B-LCL from culture or PBL freshly isolated from normal donors were lysed in RIPA buffer (Sigma-Aldrich) supplemented with protease inhibitor (Roche), and HLA class-I molecules were purified by immunoprecipitation. mAb W6/32 or isotype control covalently conjugated to protein G-sepharose (GE Healthcare), as previously described [39], were incubated with lysate from 12.5×106 B-LCL cells or 25×106 PBL for 90mins rotating at 4°C, after preclearing of the lysate against protein G-sepharose beads alone. Bound complexes were washed with RIPA and frozen for subsequent analysis by mass spectrometry. To verify immunoprecipitation efficiency, parallel immunoprecipitations were eluted with LDS sample buffer, resolved by PAGE and transferred to PVDF (all Invitrogen Novex). Blots were probed with mAb L31 (MediaPharma), reactive with HLA-C*05:01 in the haplotype studied [40,41], which was detected by peroxidase-conjugated anti-mouse antibody visualized using enhanced chemiluminescence (both GE Healthcare).

Mass spectrometry (MS)

Target peptides unique to each HLA protein to be used for quantitation were determined empirically after immunoprecipitation of the four HLA proteins from B-LCL. Both “heavy” isotope-labeled (single amino acid at C-terminus of each peptide labeled with C13N15) and “light” non-labeled synthetic sets of the target peptide sequences were obtained (New England Peptide).

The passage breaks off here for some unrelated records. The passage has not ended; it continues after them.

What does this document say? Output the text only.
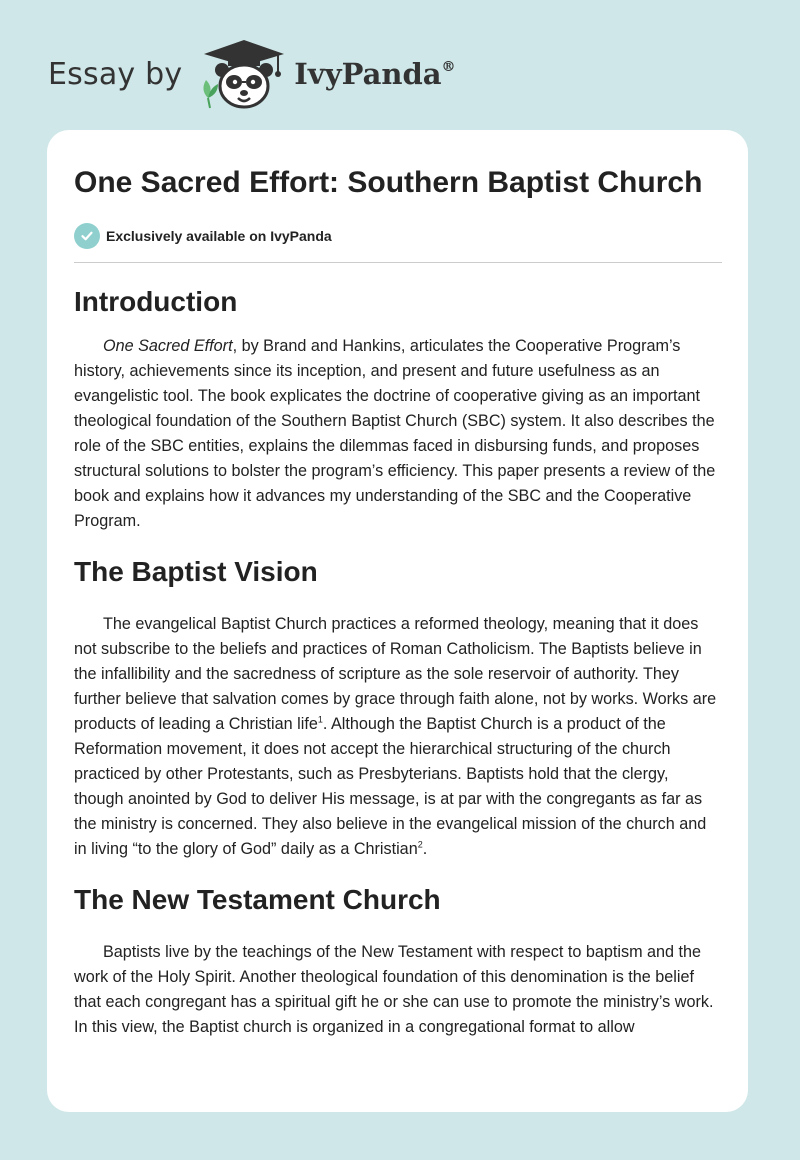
Essay by	IvyPanda®
One Sacred Effort: Southern Baptist Church
Exclusively available on IvyPanda
Introduction

One Sacred Effort, by Brand and Hankins, articulates the Cooperative Program’s history, achievements since its inception, and present and future usefulness as an evangelistic tool. The book explicates the doctrine of cooperative giving as an important theological foundation of the Southern Baptist Church (SBC) system. It also describes the role of the SBC entities, explains the dilemmas faced in disbursing funds, and proposes structural solutions to bolster the program’s efficiency. This paper presents a review of the book and explains how it advances my understanding of the SBC and the Cooperative Program.

The Baptist Vision

The evangelical Baptist Church practices a reformed theology, meaning that it does not subscribe to the beliefs and practices of Roman Catholicism. The Baptists believe in the infallibility and the sacredness of scripture as the sole reservoir of authority. They further believe that salvation comes by grace through faith alone, not by works. Works are products of leading a Christian life$^1$. Although the Baptist Church is a product of the Reformation movement, it does not accept the hierarchical structuring of the church practiced by other Protestants, such as Presbyterians. Baptists hold that the clergy, though anointed by God to deliver His message, is at par with the congregants as far as the ministry is concerned. They also believe in the evangelical mission of the church and in living “to the glory of God” daily as a Christian$^2$.

The New Testament Church

Baptists live by the teachings of the New Testament with respect to baptism and the work of the Holy Spirit. Another theological foundation of this denomination is the belief that each congregant has a spiritual gift he or she can use to promote the ministry’s work. In this view, the Baptist church is organized in a congregational format to allow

Proteins were eluted from immunoprecipitation beads using 2% SDS in 50mM pH 8.3 Tris-HCl and subsequently reduced, alkylated, and digested using Trypsin-LyC (Promega) overnight following a filter-aided procedure using FASP digestion kits (Expedeon Inc.). Tryptic peptides generated were combined with synthetic heavy isotope-labeled peptides, desalted using C18 ZipTip (Millipore), lyophilized, and reconstituted in 0.1% TFA. Nanobore reversed-phase liquid chromatography tandem mass spectrometry (nanoRPLC-MS/MS) was performed using an Agilent 1200 nanoflow liquid chromatography (LC) system coupled online with a LTQ Orbitrap XL mass spectrometer. RPLC columns (75 μm i.d. × 10 cm) were slurry-packed in-house with 5 μm, 300Å pore size C-18 stationary phase into fused silica capillaries with a flame pulled tip. After sample injection, the column was washed for 20 min with 98% mobile phase A (0.1% formic acid in water) at 0.5 μl/min. Peptides were eluted using a linear gradient of 2% mobile phase B (0.1% formic acid in ACN) to 35% B in 100 minutes, then to 80% B over an additional 20 minutes. The column flow-rate was maintained at 0.25 μl/min throughout the separation gradient. The mass spectrometer was operated in a data-dependent mode in which each full MS scan was followed by three MS/MS scans wherein the three most abundant molecular ions were dynamically selected for collision-induced dissociation using a normalized collision energy of 35%. To quantify precipitated proteins a calibration curve was generated for each peptide monitored, by analyzing increasing amounts of synthetic light peptide mixed with the fixed amount of heavy peptide added to biological samples, with data processing performed using Xcalibur software (Thermo Scientific).

Results

Sequenced-based HLA typing of 300 healthy donors identified two unrelated individuals who were homozygous for one of the most frequent Caucasian haplotypes: A*02:01, B*44:02, C*05:01. These individuals were studied to simplify the task of comparing relative expression levels from each HLA class-I locus. A B-LCL from a third donor homozygous for this haplotype was also identified. Three mAbs appropriate for measurement of HLA-A, B and C expression levels, respectively, by cytometry were identified by demonstrating specificity to each of the three allotypes of this haplotype and comparable binding strengths (Suppl Fig. 1). The mAb PA2.1 is specific to HLA-A*02:01, mAb 22E.1 is specific to B*44:02 and mAb DT9 is specific to C*05:01 in subjects homozygous for the A*02:01, B*44:02, C*05:01 haplotype. mAb DT9 is known to recognize HLA-E in addition to HLA-C [35], but we and others have previously determined that binding of DT9 to PBL is dominated by reactivity with HLA-C [14,42], likely because expression levels of HLA-E are very much lower than HLA-C. mAb BBM.1 recognizes the β2m molecule with which all HLA 45kDa heavy chains associate [30]. Binding of mAbs PA2.1, 22E.1 and DT9 was normalised to that of BBM.1 in our screening panel, in order to quantify the relative strength of antibody binding corrected for variation in the amount of each HLA allele present (Suppl Fig. 1). This approach indicated that PA2.1, 22E.1 and DT9 bind at very similar levels to their respective antigens in the target haplotype (Table I). Binding of these mAbs to primary cells in cytometry can therefore be directly compared to estimate relative expression levels of the HLA loci present.

Table I.

Antibodies PA2.1, 22E-1 and DT9 bind with similar strength to their respective alleles of the haplotype studied in flow cytometry, when correcting for variation in antigen levels in the screening panel as measured by staining β2m with mAb BBM.1.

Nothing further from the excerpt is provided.